Not just ODA quantity but also quality and integrity
Finally, the quality of the response is as important as the quantity, and should be focused on e.g. reducing the impact on inequalities, addressing harmful gender norms and recognising the crucial role of civil society. EU Member States are at this very moment discussing the next EU budget, the ‘Multiannual Financial Framework (MFF)’, taking into account the impact of the COVID-19 crisis. The latest proposal by the European Council president Charles Michel and the current discussions between EU Member States already shed some light on the possible impact on ODA, and support for SRHR therein. The levels of ODA have been slightly decreased, compared to the level proposed before the COVID-19 crisis. In terms of content, health and gender equality are a priority, more strongly highlighted in the EU discourse.
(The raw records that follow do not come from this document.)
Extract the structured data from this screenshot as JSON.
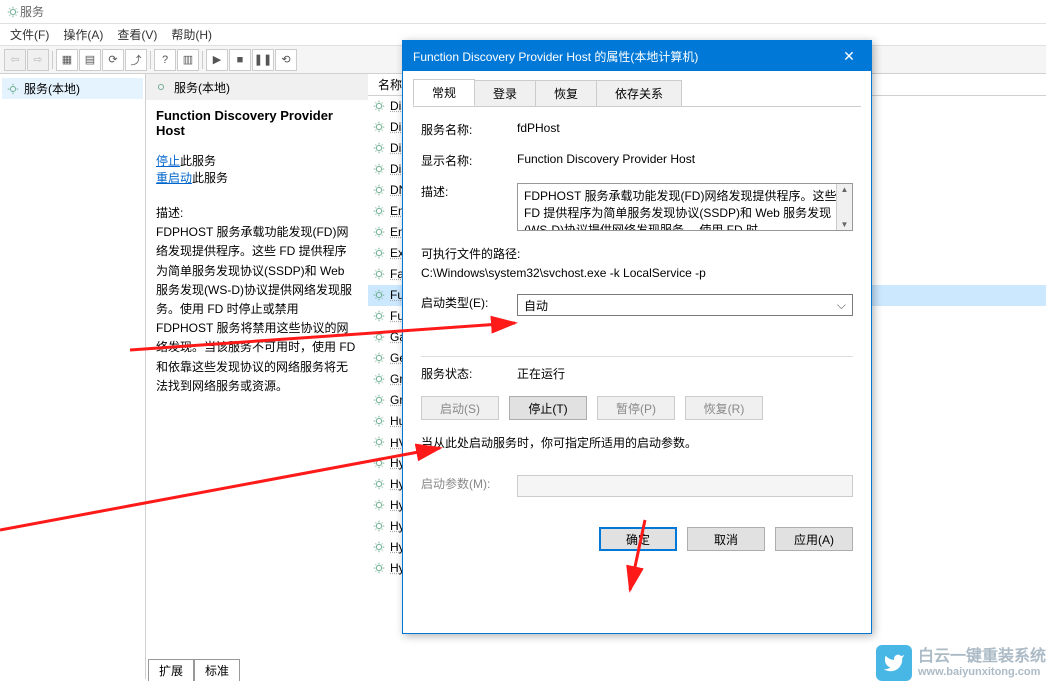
{
  "window": {
    "title": "服务",
    "menus": {
      "file": "文件(F)",
      "action": "操作(A)",
      "view": "查看(V)",
      "help": "帮助(H)"
    },
    "tree_item": "服务(本地)",
    "panel_header": "服务(本地)"
  },
  "detail": {
    "title": "Function Discovery Provider Host",
    "stop_link": "停止",
    "stop_suffix": "此服务",
    "restart_link": "重启动",
    "restart_suffix": "此服务",
    "desc_label": "描述:",
    "desc_body": "FDPHOST 服务承载功能发现(FD)网络发现提供程序。这些 FD 提供程序为简单服务发现协议(SSDP)和 Web 服务发现(WS-D)协议提供网络发现服务。使用 FD 时停止或禁用 FDPHOST 服务将禁用这些协议的网络发现。当该服务不可用时，使用 FD 和依靠这些发现协议的网络服务将无法找到网络服务或资源。"
  },
  "list": {
    "col_name": "名称",
    "items": [
      "Diagno",
      "Diagno",
      "Distribu",
      "Distribu",
      "DNS Cli",
      "Encrypt",
      "Enterpr",
      "Extensil",
      "Fax",
      "Functio",
      "Functio",
      "GameD",
      "Geoloc",
      "Graphic",
      "Group I",
      "Human",
      "HV 主机",
      "Hyper-",
      "Hyper-V",
      "Hyper-V",
      "Hyper-V",
      "Hyper-V",
      "Hyper-V"
    ],
    "selected_index": 9
  },
  "tabs_bottom": {
    "extend": "扩展",
    "standard": "标准"
  },
  "dialog": {
    "title": "Function Discovery Provider Host 的属性(本地计算机)",
    "close": "✕",
    "tabs": {
      "general": "常规",
      "logon": "登录",
      "recovery": "恢复",
      "dependencies": "依存关系"
    },
    "service_name_label": "服务名称:",
    "service_name": "fdPHost",
    "display_name_label": "显示名称:",
    "display_name": "Function Discovery Provider Host",
    "desc_label": "描述:",
    "desc_body": "FDPHOST 服务承载功能发现(FD)网络发现提供程序。这些 FD 提供程序为简单服务发现协议(SSDP)和 Web 服务发现(WS-D)协议提供网络发现服务。 使用 FD 时",
    "exe_label": "可执行文件的路径:",
    "exe_path": "C:\\Windows\\system32\\svchost.exe -k LocalService -p",
    "startup_label": "启动类型(E):",
    "startup_value": "自动",
    "status_label": "服务状态:",
    "status_value": "正在运行",
    "btn_start": "启动(S)",
    "btn_stop": "停止(T)",
    "btn_pause": "暂停(P)",
    "btn_resume": "恢复(R)",
    "start_hint": "当从此处启动服务时，你可指定所适用的启动参数。",
    "start_params_label": "启动参数(M):",
    "btn_ok": "确定",
    "btn_cancel": "取消",
    "btn_apply": "应用(A)"
  },
  "watermark": {
    "name": "白云一键重装系统",
    "url": "www.baiyunxitong.com"
  }
}
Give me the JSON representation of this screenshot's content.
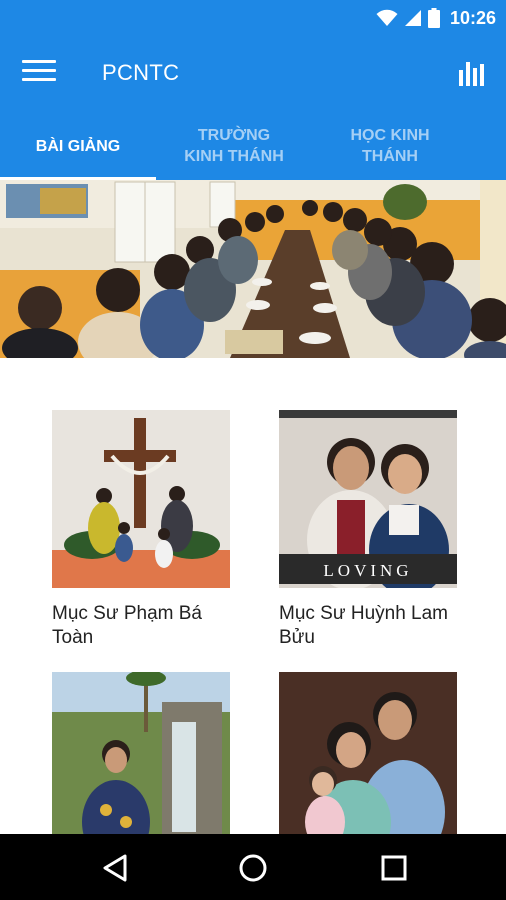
{
  "status_bar": {
    "time": "10:26",
    "icons": [
      "wifi-icon",
      "signal-icon",
      "battery-icon"
    ]
  },
  "app_bar": {
    "title": "PCNTC",
    "menu_icon": "menu-icon",
    "action_icon": "bar-chart-icon"
  },
  "tabs": [
    {
      "label": "Bài Giảng",
      "active": true
    },
    {
      "label": "Trường\nKinh Thánh",
      "active": false
    },
    {
      "label": "Học Kinh\nThánh",
      "active": false
    }
  ],
  "grid": {
    "items": [
      {
        "name": "Mục Sư Phạm Bá Toàn"
      },
      {
        "name": "Mục Sư Huỳnh Lam Bửu"
      },
      {
        "name": ""
      },
      {
        "name": ""
      }
    ],
    "loving_caption": "LOVING"
  },
  "nav_bar": {
    "icons": [
      "back-icon",
      "home-icon",
      "recents-icon"
    ]
  },
  "colors": {
    "primary": "#1e88e5",
    "nav": "#000000"
  }
}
On the other hand, the role of the private sector is coming out more strongly, whereas CSOs are absent from the discourse. The EU shows a strong focus on economic recovery, with substantial additional funding for the private sector, blending facilities, etc. There is a risk that these types of shifts in ODA could lead to privatisation of public services or massive indebtment of developing countries. More work will be needed by the Member States and Civil society to maintain ODA levels but also development aid integrity, for example the provision of grants versus loans.
Broad public support
Other income in developing countries are projected to fall substantially as a result from COVID-19, such as domestic public resources, foreign direct investment, remittances and tourism. This will make ODA even more important in striving to achieve the Sustainable Development Goals. In response to COVID-19 and to avoid a discontinuation of support to the lowest-income countries, European governments need to continue to build broad support among the public and invest in awareness raising about the importance of international solidarity and equality, and the centrality of SRHR therein.